Alors que le premier film essayait vainement de justifier son lot d’explosions, Expendables 2 lui ne s’encombre pas de prétexte inutile : le film n’est pas commencé depuis 5 minutes que déjà un camp militaire en Asie (l’ennemi récurrent des années 80, au lendemain de la défaite du Vietnam) est en proie à la destruction, mode Apocalypse : ça mitraille, ça tire du bazooka, ça défonce les murs en camion blindé, bref que de l’artillerie lourde qui, curieusement, fait plus de bruit qu’autre chose : à l’instar des action-movies censurés de l’époque, la mort est plus bruyante que visuelle, les flots de sang étant au final réduits au minimum. On retrouve ces ballets de la mort chorégraphiés dans les années 80 par des cinéastes tels que Richard Donner, Paul Verhoeven (Robocop) ou James Cameron (Terminator).
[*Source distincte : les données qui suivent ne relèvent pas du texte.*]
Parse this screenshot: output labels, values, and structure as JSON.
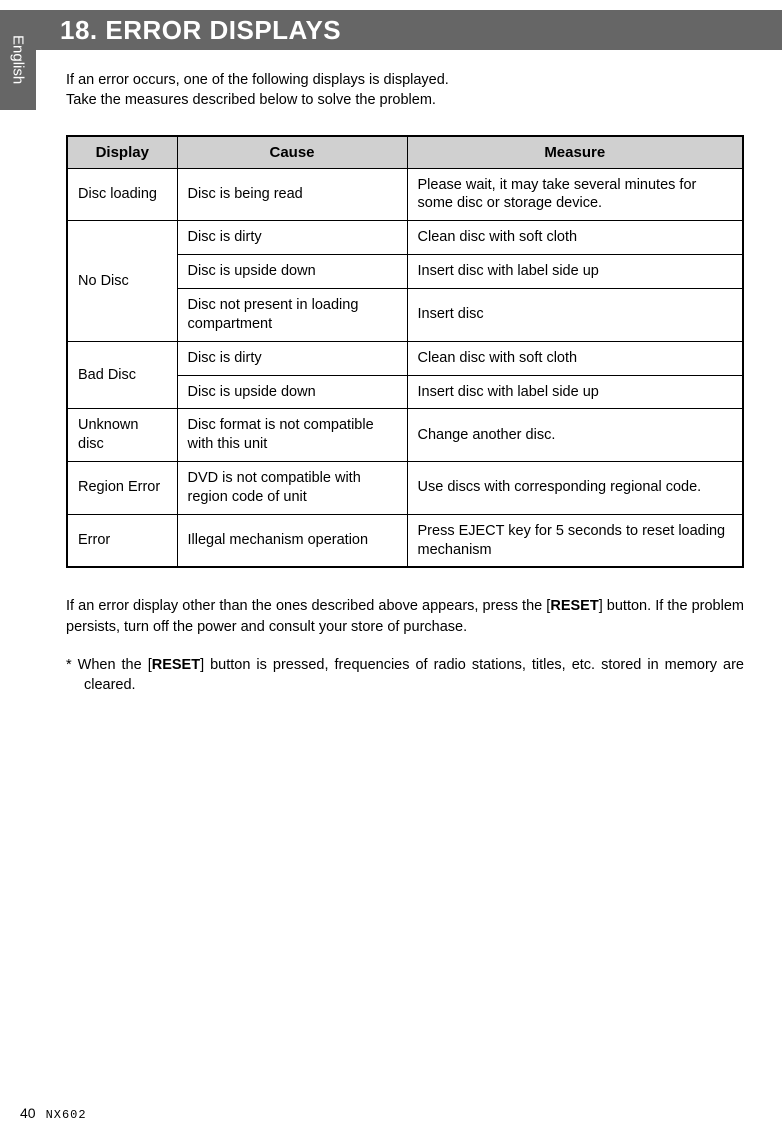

Le corps américain surpuissant - Van DammeLe corps est l’élément clé des années 80 : fort, viril, musclé, il incarne à lui seul l’Amérique compétitive, version libérale du corps aryen car le principe est fondamentalement le même. Stallone, Schwarzenegger ou Van Damme ne manquent jamais une occasion d’exposer leurs muscles tendus, résultats de sacrifice de soi au service de la performance. Désacralisé dans Expendables par un Mickey Rourke obèse, le corps athlétique retrouve ici toute sa splendeur, notamment au détour d’une séquence où, à force de bras, les mercenaires empêchent une porte mécanique de se refermer. Lutte de l’homme contre la modernité : un thème récurrent lui aussi dans les années 80-90 (de Terminator à Robocop en passant par les nanars Judge Dredd, Universal Soldier et autres Demolotion Man). Le corps masculin redevient dans Expendables 2 une arme à part entière quand la jeune (Statham) et la vieille (Stallone) génération déposent les armes pour tuer l’adversaire dans un combat à mains nues – ou presque. Dans Expendables 2, tout est question de corps, ce corps invincible (il n’est jamais très abîmé), intemporel (Stallone et Van Damme affichent toujours les mêmes muscles qu’il y a 30 ans) et surtout américain (Jet Li, corps dynamique en opposition aux autres, est rapidement écarté de l’histoire). Par ailleurs, le corps masculin ne peut exister qu’en présence d’autres corps masculins ; telle est la raison de l’inutilité du personnage féminin d’Expendables 2, et cet accent mis à grosse dose sur la rivalité amicale entre Stallone et Statham, qui n’est pas sans rappeler ces relations potaches et explosives entre partenaires dans Die Hard (John McTiernan) et surtout la saga L’Arme Fatale (Richard Donner).